That's the unmistakable message from the past two months as we brought leading experts to Memphis and asked them: what gives our children their best chances for healthy, positive futures? Their answers should inspire our best efforts for optimal brain development for every child.
In February, Robin Karr-Morse, author of Scared Sick: The Role of Childhood Trauma in Adult Disease, could not have been clearer: If Memphis is serious about its future; it has to be serious about early childhood interventions. Toxic stress is "the elephant in the room," because it triggers physical health and mental health issues that last a lifetime, she said.
In March, University of British Columbia professors, Dr. Daniel Goldowitz and Dr. Clyde Hertzman, among others, underscored that message, emphasizing the ways that early experiences in lifelike abuse, overly harsh discipline, family strife, and emotional neglect can impact depression, drug abuse, anxiety, diabetes, health disease, and obesity later in life. Poverty is a predictor of future health problems for children, and as a result, no city has more compelling reasons to target early childhood development than Memphis – medical, economic, educational, social, and civic.

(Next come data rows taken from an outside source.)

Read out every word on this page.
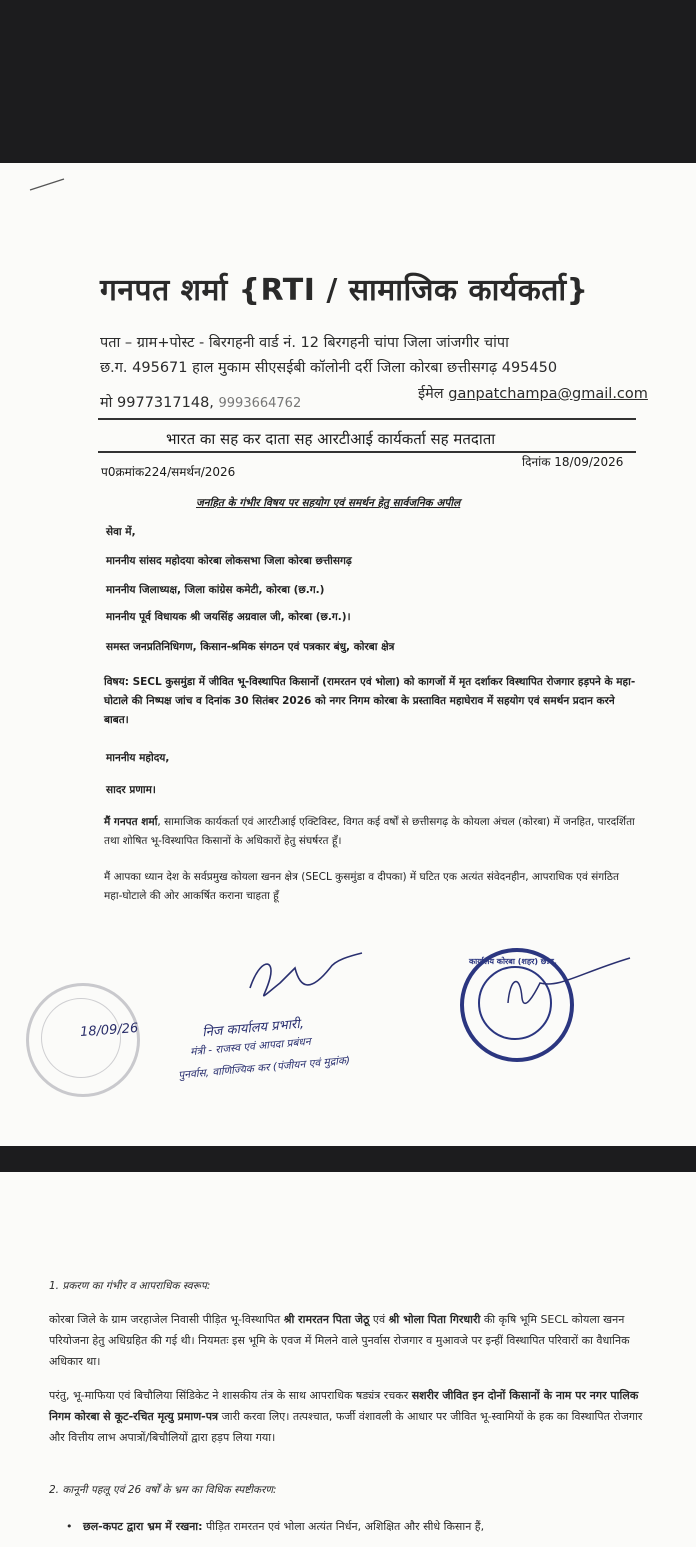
गनपत शर्मा {RTI / सामाजिक कार्यकर्ता}
पता – ग्राम+पोस्ट - बिरगहनी वार्ड नं. 12 बिरगहनी चांपा जिला जांजगीर चांपा
छ.ग. 495671 हाल मुकाम सीएसईबी कॉलोनी दर्री जिला कोरबा छत्तीसगढ़ 495450
मो 9977317148, 9993664762
ईमेल ganpatchampa@gmail.com
भारत का सह कर दाता सह आरटीआई कार्यकर्ता सह मतदाता
प0क्रमांक224/समर्थन/2026
दिनांक 18/09/2026
जनहित के गंभीर विषय पर सहयोग एवं समर्थन हेतु सार्वजनिक अपील
सेवा में,
माननीय सांसद महोदया कोरबा लोकसभा जिला कोरबा छत्तीसगढ़
माननीय जिलाध्यक्ष, जिला कांग्रेस कमेटी, कोरबा (छ.ग.)
माननीय पूर्व विधायक श्री जयसिंह अग्रवाल जी, कोरबा (छ.ग.)।
समस्त जनप्रतिनिधिगण, किसान-श्रमिक संगठन एवं पत्रकार बंधु, कोरबा क्षेत्र
विषय: SECL कुसमुंडा में जीवित भू-विस्थापित किसानों (रामरतन एवं भोला) को कागजों में मृत दर्शाकर विस्थापित रोजगार हड़पने के महा-घोटाले की निष्पक्ष जांच व दिनांक 30 सितंबर 2026 को नगर निगम कोरबा के प्रस्तावित महाघेराव में सहयोग एवं समर्थन प्रदान करने बाबत।
माननीय महोदय,
सादर प्रणाम।
मैं गनपत शर्मा, सामाजिक कार्यकर्ता एवं आरटीआई एक्टिविस्ट, विगत कई वर्षों से छत्तीसगढ़ के कोयला अंचल (कोरबा) में जनहित, पारदर्शिता तथा शोषित भू-विस्थापित किसानों के अधिकारों हेतु संघर्षरत हूँ।
मैं आपका ध्यान देश के सर्वप्रमुख कोयला खनन क्षेत्र (SECL कुसमुंडा व दीपका) में घटित एक अत्यंत संवेदनहीन, आपराधिक एवं संगठित महा-घोटाले की ओर आकर्षित कराना चाहता हूँ
18/09/26	निज कार्यालय प्रभारी,
मंत्री - राजस्व एवं आपदा प्रबंधन
पुनर्वास, वाणिज्यिक कर (पंजीयन एवं मुद्रांक)
कार्यालय कोरबा (शहर) छ.ग.
1. प्रकरण का गंभीर व आपराधिक स्वरूप:
कोरबा जिले के ग्राम जरहाजेल निवासी पीड़ित भू-विस्थापित श्री रामरतन पिता जेठू एवं श्री भोला पिता गिरधारी की कृषि भूमि SECL कोयला खनन परियोजना हेतु अधिग्रहित की गई थी। नियमतः इस भूमि के एवज में मिलने वाले पुनर्वास रोजगार व मुआवजे पर इन्हीं विस्थापित परिवारों का वैधानिक अधिकार था।
परंतु, भू-माफिया एवं बिचौलिया सिंडिकेट ने शासकीय तंत्र के साथ आपराधिक षड्यंत्र रचकर सशरीर जीवित इन दोनों किसानों के नाम पर नगर पालिक निगम कोरबा से कूट-रचित मृत्यु प्रमाण-पत्र जारी करवा लिए। तत्पश्चात, फर्जी वंशावली के आधार पर जीवित भू-स्वामियों के हक का विस्थापित रोजगार और वित्तीय लाभ अपात्रों/बिचौलियों द्वारा हड़प लिया गया।
2. कानूनी पहलू एवं 26 वर्षों के भ्रम का विधिक स्पष्टीकरण:
• छल-कपट द्वारा भ्रम में रखना: पीड़ित रामरतन एवं भोला अत्यंत निर्धन, अशिक्षित और सीधे किसान हैं,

Tolerable stress in and of itself is not bad, if high-quality, caring parenting helps a child develop the skill sets to cope with and address it. As for families themselves, there is a high correlation between family function and child development. Young children feel high levels of stress within the family. These children need love and reassurance, demonstrated through hugs and nurturing.
The crucial time is between conception and three years, when the brain is developing at an astonishing rate, and it is in this time that the return on the investment is the greatest. Later, the brain is less pliable, and while it is possible to modify behavior, it is not possible to rewire disrupted brain circuits. In other words, while investments in children are always important, the smartest, most cost-effective time to change a child's future is in the first three years of his life.

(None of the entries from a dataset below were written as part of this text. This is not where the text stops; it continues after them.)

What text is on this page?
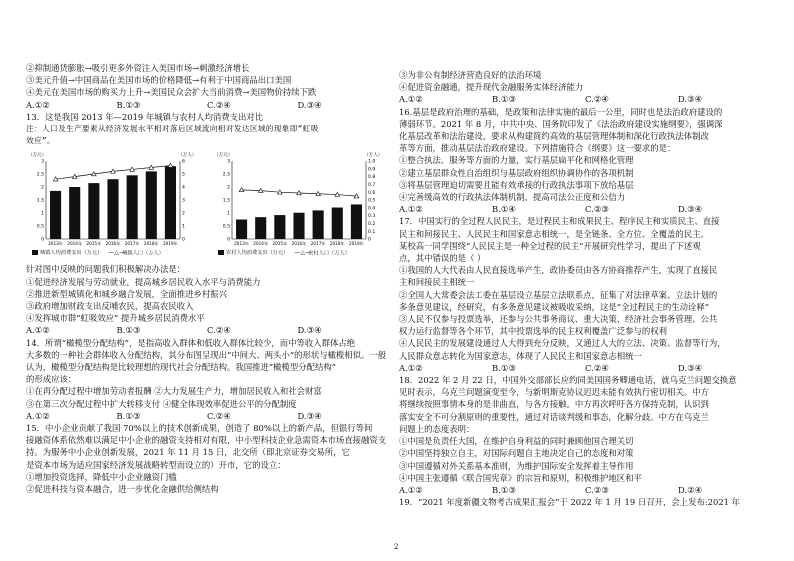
②抑制通货膨胀→吸引更多外资注入美国市场→刺激经济增长
③美元升值→中国商品在美国市场的价格降低→有利于中国商品出口美国
④美元在美国市场的购买力上升→美国民众会扩大当前消费→美国物价持续下跌
A.①②	B.①③	C.②④	D.③④
13．这是我国 2013 年—2019 年城镇与农村人均消费支出对比
注：人口及生产要素从经济发展水平相对落后区域流向相对发达区域的现象即“虹吸
效应”。
（万元）	（万人）
0
0.5
1
1.5
2
2.5
3
0
1
2
3
4
5
6
2013年 2014年 2015年 2016年 2017年 2018年 2019年
城镇人均消费支出（万元） —△—城镇人口（万人）
（万元）	（万人）
0
0.5
1
1.5
2
2.5
3
0
0.1
0.2
0.3
0.4
0.5
0.6
0.7
0.8
0.9
1.0
2013年 2014年 2015年 2016年 2017年 2018年 2019年
农村人均消费支出（万元） —△—农村人口（万人）
针对图中反映的问题我们积极解决办法是：
①促进经济发展与劳动就业，提高城乡居民收入水平与消费能力
②推进新型城镇化和城乡融合发展，全面推进乡村振兴
③政府增加财政支出反哺农民，提高农民收入
④发挥城市群“虹吸效应” 提升城乡居民消费水平
A.①②	B.①③	C.②④	D.③④
14．所谓“橄榄型分配结构”，是指高收入群体和低收入群体比较少，而中等收入群体占绝
大多数的一种社会群体收入分配结构，其分布图呈现出“中间大、两头小”的形状与橄榄相似。一般
认为，橄榄型分配结构是比较理想的现代社会分配结构。我国推进“橄榄型分配结构”
的形成应该：
①在再分配过程中增加劳动者报酬 ②大力发展生产力，增加居民收入和社会财富
③在第三次分配过程中扩大转移支付 ④健全体现效率促进公平的分配制度
A.①②	B.①③	C.②④	D.③④
15．中小企业贡献了我国 70%以上的技术创新成果，创造了 80%以上的新产品，但银行等间
接融资体系依然难以满足中小企业的融资支持相对有限，中小型科技企业急需资本市场直接融资支
持。为服务中小企业创新发展，2021 年 11 月 15 日，北交所（即北京证券交易所，它
是资本市场为适应国家经济发展战略转型而设立的）开市，它的设立：
①增加投资选择，降低中小企业融资门槛
②促进科技与资本融合，进一步优化金融供给侧结构
③为非公有制经济营造良好的法治环境
④促进资金融通，提升现代金融服务实体经济能力
A.①②	B.①③	C.②④	D.③④
16.基层是政府治理的基础，是政策和法律实施的最后一公里，同时也是法治政府建设的
薄弱环节。2021 年 8 月，中共中央、国务院印发了《法治政府建设实施纲要》，强调深
化基层改革和法治建设，要求从构建简约高效的基层管理体制和深化行政执法体制改
革等方面，推动基层法治政府建设。下列措施符合《纲要》这一要求的是：
①整合执法、服务等方面的力量，实行基层扁平化和网格化管理
②建立基层群众性自治组织与基层政府组织协调协作的各项机制
③将基层管理迫切需要且能有效承接的行政执法事项下放给基层
④完善缓高效的行政执法体制机制，提高司法公正度和公信力
A.①②	B.①④	C.②③	D.③④
17．中国实行的全过程人民民主，是过程民主和成果民主、程序民主和实质民主、直接
民主和间接民主、人民民主和国家意志相统一，是全链条、全方位、全覆盖的民主。
某校高一同学围绕“人民民主是一种全过程的民主”开展研究性学习，提出了下述观
点，其中错误的是（ ）
①我国的人大代表由人民直接选举产生，政协委员由各方协商推荐产生，实现了直接民
主和间接民主相统一
②全国人大常委会法工委在基层设立基层立法联系点，征集了对法律草案、立法计划的
多条意见建议，经研究，有多条意见建议被吸收采纳，这是“全过程民主的生动诠释”
③人民不仅参与投票选举，还参与公共事务商议、重大决策、经济社会事务管理、公共
权力运行监督等各个环节，其中投票选举的民主权利覆盖广泛参与的权利
④人民民主的发展建设通过人大得到充分反映，又通过人大的立法、决策、监督等行为，
人民群众意志转化为国家意志，体现了人民民主和国家意志相统一
A.①②	B.①③	C.②④	D.③④
18．2022 年 2 月 22 日，中国外交部部长应约同美国国务卿通电话，就乌克兰问题交换意
见时表示，乌克兰问题演变至今，与新明斯克协议迟迟未能有效执行密切相关。中方
将继续按照事情本身的是非曲直，与各方接触。中方再次呼吁各方保持克制，认识到
落实安全不可分割原则的重要性，通过对话谈判缓和事态，化解分歧。中方在乌克兰
问题上的态度表明：
①中国是负责任大国，在维护自身利益的同时兼顾他国合理关切
②中国坚持独立自主，对国际问题自主地决定自己的态度和对策
③中国遵循对外关系基本准则，为维护国际安全发挥着主导作用
④中国主张遵循《联合国宪章》的宗旨和原则，积极维护地区和平
A.①②	B.①③	C.②③	D.②④
19．“2021 年度新疆文物考古成果汇报会”于 2022 年 1 月 19 日召开，会上发布:2021 年
2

The evidence is incontrovertible, and it's why Mayor Wharton, as part of his 100 Days plan, was right when he set early childhood interventions and investments as the top priority for his new 21-person education committee. "This special committee will evaluate the best strategies for early childhood development and make recommendations for investing the money now allocated to school funding so our children are ready for school and life."

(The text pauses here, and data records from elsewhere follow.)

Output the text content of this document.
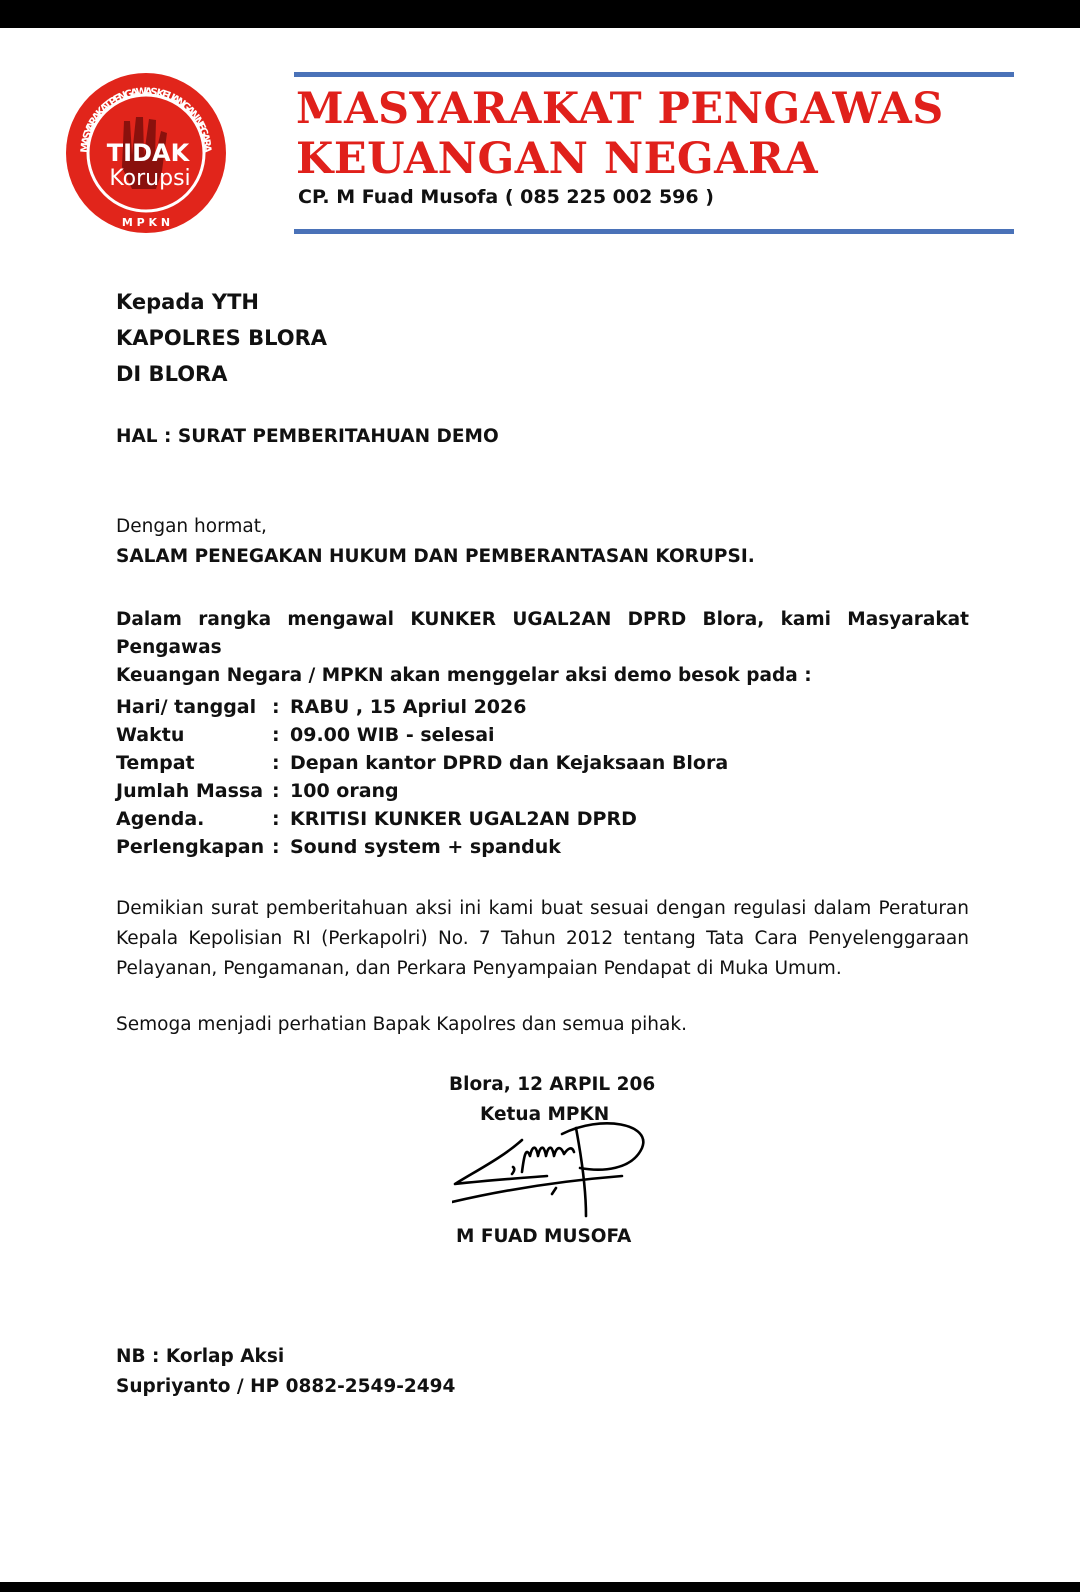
MASYARAKAT PENGAWAS KEUANGAN NEGARA
M P K N
TIDAK
Korupsi
MASYARAKAT PENGAWAS
KEUANGAN NEGARA
CP. M Fuad Musofa ( 085 225 002 596 )
Kepada YTH
KAPOLRES BLORA
DI BLORA
HAL : SURAT PEMBERITAHUAN DEMO
Dengan hormat,
SALAM PENEGAKAN HUKUM DAN PEMBERANTASAN KORUPSI.
Dalam rangka mengawal KUNKER UGAL2AN DPRD Blora, kami Masyarakat Pengawas
Keuangan Negara / MPKN akan menggelar aksi demo besok pada :
Hari/ tanggal : RABU , 15 Apriul 2026
Waktu	: 09.00 WIB - selesai
Tempat	: Depan kantor DPRD dan Kejaksaan Blora
Jumlah Massa : 100 orang
Agenda.	: KRITISI KUNKER UGAL2AN DPRD
Perlengkapan : Sound system + spanduk
Demikian surat pemberitahuan aksi ini kami buat sesuai dengan regulasi dalam Peraturan
Kepala Kepolisian RI (Perkapolri) No. 7 Tahun 2012 tentang Tata Cara Penyelenggaraan
Pelayanan, Pengamanan, dan Perkara Penyampaian Pendapat di Muka Umum.
Semoga menjadi perhatian Bapak Kapolres dan semua pihak.
Blora, 12 ARPIL 206
Ketua MPKN
M FUAD MUSOFA
NB : Korlap Aksi
Supriyanto / HP 0882-2549-2494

Shelby County Mayor Luttrell also understands the importance of early childhood interventions and investments. He has met with researchers and strategists at The Urban Child Institute on several occasions to learn more about the science and data. Additionally, the administrator of the Shelby County Mayor's Office of Early Childhood and Youth co-chairs another important effort in this community – the Early Success Coalition – a coalition of young children's service providers tasked to improve and better coordinate the early childhood service delivery system.
The Urban Child Institute's Barbara Holden Nixon is a member of Mayor Wharton's committee, and with her background and experience in early childhood advocacy, public policy, and clinical services, she will promote consideration of the existing findings in neuroscience, behavioral studies, and economic modeling that together shine a light on the best strategies to turn around the lives of Memphis' most vulnerable children and Memphis' worst problems. Additionally, The Urban Child Institute's team of researchers and strategists are also available to present the facts, the urgency, and some successful interventions in early childhood development.
Ms. Karr-Morse challenged Memphis to be the national leader in these issues, and it appears more and more that we are perfectly poised and aligned to take up this issue. There's no time like the present.